Il resto della discussione si svolse in maniera pacifica e senza particolari rivelazioni, almeno fino al momento in cui ci capitò di far notare (in maniera assolutamente incidentale) che per un recensore il pericolo di scrivere recensioni negative, pur se veritiere, era quello di non vedersi più recapitare i promo da recensire. Fu a quel punto che udimmo "Gli sta bene, così se li compra". Sul momento pensammo di aver capito male: incompetenza a parte, è la recensione compiacente (non importa se per ragioni monetarie, di amicizia, o altro) quello che abbiamo sempre considerato il peccato tipico del recensore; assolutamente paradossale, quindi, avvertire il compiacimento di chi considerava appropriata la punizione di chi aveva fatto l'interesse del lettore.

Era proprio così. E  non ci fu verso di ragionare oltre. Il punto, assolutamente non correlato, portò inaspettatamente alla luce l'odio contro "il critico" che - senza avere merito alcuno - riceveva CD ed entrava ai concerti senza pagare un soldo. Cercammo inutilmente di spiegare che il rimedio alla proliferazione dei critici incompetenti e disonesti era quello di modificare le regole del gioco (d'accordo, stiamo sognando; ma parliamone "in teoria") in modo da rendere molto difficili, se non impossibili, comportamenti scorretti. Niente. La storia era sempre quella: il critico si deve pagare tutto di tasca propria.

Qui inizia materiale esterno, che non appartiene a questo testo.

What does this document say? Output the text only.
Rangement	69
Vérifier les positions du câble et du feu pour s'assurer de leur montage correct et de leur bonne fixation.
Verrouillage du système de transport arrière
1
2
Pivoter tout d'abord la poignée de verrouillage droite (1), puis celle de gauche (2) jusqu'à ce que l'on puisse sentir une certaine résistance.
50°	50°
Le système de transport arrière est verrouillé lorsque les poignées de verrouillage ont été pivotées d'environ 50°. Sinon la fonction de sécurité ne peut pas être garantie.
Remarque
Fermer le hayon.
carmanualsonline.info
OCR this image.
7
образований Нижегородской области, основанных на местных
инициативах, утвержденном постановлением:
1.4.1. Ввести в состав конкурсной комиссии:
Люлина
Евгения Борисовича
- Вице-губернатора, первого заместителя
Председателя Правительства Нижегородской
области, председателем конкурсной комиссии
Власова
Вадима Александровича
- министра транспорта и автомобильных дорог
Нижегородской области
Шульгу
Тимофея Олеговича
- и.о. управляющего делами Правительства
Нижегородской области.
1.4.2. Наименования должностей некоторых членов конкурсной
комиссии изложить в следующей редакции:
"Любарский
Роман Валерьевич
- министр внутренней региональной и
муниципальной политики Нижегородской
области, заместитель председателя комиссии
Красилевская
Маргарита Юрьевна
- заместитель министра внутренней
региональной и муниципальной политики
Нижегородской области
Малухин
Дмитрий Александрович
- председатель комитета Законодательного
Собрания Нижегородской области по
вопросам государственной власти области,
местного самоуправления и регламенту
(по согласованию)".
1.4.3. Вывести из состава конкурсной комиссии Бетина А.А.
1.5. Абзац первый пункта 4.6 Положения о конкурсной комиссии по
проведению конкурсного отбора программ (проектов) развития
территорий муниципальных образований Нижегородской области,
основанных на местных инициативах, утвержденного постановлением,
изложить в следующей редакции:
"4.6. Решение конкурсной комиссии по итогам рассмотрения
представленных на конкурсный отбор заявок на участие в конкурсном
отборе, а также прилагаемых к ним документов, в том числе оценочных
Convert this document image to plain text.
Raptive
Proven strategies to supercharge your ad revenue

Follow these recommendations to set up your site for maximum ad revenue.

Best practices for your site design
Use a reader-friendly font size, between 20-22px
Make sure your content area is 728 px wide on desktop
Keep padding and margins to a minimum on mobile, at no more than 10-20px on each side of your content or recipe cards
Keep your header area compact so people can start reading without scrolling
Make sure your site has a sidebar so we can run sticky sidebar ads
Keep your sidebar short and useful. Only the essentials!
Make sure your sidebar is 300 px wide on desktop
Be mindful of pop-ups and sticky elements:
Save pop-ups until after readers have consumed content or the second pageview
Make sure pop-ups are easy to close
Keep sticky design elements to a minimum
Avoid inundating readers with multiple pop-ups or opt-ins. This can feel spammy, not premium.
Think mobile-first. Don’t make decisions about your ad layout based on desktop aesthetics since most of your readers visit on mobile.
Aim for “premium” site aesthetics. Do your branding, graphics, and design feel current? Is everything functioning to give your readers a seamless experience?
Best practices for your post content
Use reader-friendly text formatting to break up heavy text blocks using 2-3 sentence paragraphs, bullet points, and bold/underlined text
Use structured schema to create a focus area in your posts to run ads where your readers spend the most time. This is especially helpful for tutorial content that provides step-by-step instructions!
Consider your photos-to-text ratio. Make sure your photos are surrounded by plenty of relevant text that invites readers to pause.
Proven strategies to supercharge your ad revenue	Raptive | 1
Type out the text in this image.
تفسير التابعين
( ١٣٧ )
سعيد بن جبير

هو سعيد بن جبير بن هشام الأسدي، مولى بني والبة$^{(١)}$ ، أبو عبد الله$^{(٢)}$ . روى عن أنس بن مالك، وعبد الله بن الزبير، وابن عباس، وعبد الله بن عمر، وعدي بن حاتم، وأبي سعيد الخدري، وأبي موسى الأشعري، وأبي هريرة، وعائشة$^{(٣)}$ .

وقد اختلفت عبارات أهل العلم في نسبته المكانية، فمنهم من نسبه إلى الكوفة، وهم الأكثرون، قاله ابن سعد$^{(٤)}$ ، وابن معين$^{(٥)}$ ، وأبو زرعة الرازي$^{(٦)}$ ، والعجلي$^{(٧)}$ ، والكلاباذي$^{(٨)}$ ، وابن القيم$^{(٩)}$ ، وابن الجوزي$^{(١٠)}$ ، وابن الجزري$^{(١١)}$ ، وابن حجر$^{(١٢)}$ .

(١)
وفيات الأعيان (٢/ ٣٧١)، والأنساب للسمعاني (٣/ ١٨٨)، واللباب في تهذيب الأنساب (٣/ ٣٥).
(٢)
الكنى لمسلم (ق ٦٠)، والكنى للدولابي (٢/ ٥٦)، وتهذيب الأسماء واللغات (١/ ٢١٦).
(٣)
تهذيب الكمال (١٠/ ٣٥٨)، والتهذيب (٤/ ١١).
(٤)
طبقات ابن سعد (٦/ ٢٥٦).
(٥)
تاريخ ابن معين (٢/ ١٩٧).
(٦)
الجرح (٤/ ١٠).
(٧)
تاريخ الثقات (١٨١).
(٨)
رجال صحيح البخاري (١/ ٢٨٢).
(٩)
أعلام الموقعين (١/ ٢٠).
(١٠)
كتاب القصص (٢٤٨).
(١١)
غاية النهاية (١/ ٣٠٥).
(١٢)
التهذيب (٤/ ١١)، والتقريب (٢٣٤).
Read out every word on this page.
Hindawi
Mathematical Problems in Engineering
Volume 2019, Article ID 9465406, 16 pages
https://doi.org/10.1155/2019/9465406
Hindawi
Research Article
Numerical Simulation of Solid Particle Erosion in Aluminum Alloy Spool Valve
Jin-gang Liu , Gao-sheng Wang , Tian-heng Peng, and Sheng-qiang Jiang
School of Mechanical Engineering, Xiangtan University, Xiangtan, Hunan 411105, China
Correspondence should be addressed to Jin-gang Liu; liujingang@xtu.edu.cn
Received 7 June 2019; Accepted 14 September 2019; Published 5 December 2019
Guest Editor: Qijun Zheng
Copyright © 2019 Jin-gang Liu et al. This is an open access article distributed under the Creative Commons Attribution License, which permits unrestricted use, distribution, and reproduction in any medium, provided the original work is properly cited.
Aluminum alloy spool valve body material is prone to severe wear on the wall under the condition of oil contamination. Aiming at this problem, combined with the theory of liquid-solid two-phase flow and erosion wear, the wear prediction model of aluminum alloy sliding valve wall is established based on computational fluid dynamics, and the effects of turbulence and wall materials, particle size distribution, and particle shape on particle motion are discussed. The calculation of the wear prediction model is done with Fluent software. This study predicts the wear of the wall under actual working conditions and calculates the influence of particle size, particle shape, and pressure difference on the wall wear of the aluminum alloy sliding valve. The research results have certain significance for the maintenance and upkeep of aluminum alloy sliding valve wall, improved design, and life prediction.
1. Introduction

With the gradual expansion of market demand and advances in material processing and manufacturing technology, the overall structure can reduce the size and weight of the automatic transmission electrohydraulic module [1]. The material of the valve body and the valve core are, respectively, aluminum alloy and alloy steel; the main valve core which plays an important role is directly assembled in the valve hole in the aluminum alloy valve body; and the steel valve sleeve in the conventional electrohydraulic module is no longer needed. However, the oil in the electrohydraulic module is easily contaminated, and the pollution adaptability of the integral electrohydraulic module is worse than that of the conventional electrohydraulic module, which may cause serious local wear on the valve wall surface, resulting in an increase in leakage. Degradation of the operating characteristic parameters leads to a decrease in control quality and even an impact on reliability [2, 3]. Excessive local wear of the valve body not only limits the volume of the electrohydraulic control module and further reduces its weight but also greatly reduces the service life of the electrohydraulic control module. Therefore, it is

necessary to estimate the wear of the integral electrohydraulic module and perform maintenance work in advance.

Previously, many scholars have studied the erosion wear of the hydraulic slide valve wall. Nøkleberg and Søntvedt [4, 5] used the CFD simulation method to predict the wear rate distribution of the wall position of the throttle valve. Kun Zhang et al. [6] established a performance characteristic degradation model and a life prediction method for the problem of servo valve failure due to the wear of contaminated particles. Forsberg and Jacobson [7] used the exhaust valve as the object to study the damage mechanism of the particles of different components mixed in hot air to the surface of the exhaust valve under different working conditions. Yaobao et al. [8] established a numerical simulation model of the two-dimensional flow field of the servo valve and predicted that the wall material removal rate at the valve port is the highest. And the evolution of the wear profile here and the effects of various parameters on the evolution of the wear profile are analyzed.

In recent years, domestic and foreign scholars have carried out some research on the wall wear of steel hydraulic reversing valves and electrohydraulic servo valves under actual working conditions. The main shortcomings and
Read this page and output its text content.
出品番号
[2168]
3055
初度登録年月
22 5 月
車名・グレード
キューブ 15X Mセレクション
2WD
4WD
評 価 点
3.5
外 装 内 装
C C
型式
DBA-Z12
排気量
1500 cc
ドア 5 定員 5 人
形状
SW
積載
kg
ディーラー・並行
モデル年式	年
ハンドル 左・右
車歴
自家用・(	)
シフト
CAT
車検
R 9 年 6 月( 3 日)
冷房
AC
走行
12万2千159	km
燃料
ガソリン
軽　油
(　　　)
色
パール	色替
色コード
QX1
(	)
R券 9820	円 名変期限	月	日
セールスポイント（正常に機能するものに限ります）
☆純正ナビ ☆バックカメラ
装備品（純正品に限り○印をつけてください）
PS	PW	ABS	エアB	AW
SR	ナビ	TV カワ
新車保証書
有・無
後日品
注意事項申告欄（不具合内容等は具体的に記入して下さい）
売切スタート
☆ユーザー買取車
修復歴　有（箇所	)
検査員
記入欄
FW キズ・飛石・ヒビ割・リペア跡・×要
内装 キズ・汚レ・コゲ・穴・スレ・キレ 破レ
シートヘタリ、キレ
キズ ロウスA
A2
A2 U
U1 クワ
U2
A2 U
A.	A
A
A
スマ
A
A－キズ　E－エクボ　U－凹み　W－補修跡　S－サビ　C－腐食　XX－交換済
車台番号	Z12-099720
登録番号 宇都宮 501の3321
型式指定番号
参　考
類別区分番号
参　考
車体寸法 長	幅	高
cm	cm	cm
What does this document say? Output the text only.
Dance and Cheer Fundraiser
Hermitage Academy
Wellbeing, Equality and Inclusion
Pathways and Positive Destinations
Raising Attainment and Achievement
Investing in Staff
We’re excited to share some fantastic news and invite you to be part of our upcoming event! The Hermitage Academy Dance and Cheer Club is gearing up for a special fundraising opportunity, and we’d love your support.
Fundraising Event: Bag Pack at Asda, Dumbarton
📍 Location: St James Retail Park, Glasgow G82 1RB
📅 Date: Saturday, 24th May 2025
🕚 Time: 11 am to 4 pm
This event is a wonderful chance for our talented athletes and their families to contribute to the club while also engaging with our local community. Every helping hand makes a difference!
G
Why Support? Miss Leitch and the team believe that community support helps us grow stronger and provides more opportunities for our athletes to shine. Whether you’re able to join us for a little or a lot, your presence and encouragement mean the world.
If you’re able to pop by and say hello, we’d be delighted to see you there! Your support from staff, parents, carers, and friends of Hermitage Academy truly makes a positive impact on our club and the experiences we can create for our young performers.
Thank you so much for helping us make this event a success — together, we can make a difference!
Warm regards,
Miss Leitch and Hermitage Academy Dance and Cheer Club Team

Non si arrivò mai (ma si sarebbe mai potuto?) a una formulazione chiara, ma ci sentiremmo di ricostruire l'atteggiamento in questo modo: o il critico non è niente più di un comune mortale, nel qual caso che si paghi tutto di tasca sua; o pretende di sapere cose non accessibili all'esperienza diretta di ognuno - e che cosa mai potrebbero essere? Il ragionamento combinava quindi il rifiuto dell'esistenza di un sapere "specialistico" e l'accettazione di una sfera "altra" accessibile a tutti, "sol che si voglia". Quindi, il conversare dentro un gruppo di pari basta e avanza alla bisogna.

E questo è un modo di ragionare oggi estremamente diffuso, dove ogni risultato intellettuale deve essere raggiunto senza fatica e dove ogni cosa che si situi oltre un livello "normale" di fatica in realtà - letteralmente - non esiste. E dove chi vuole persuaderci della complessità delle cose è solo un imbroglione di cui diffidare.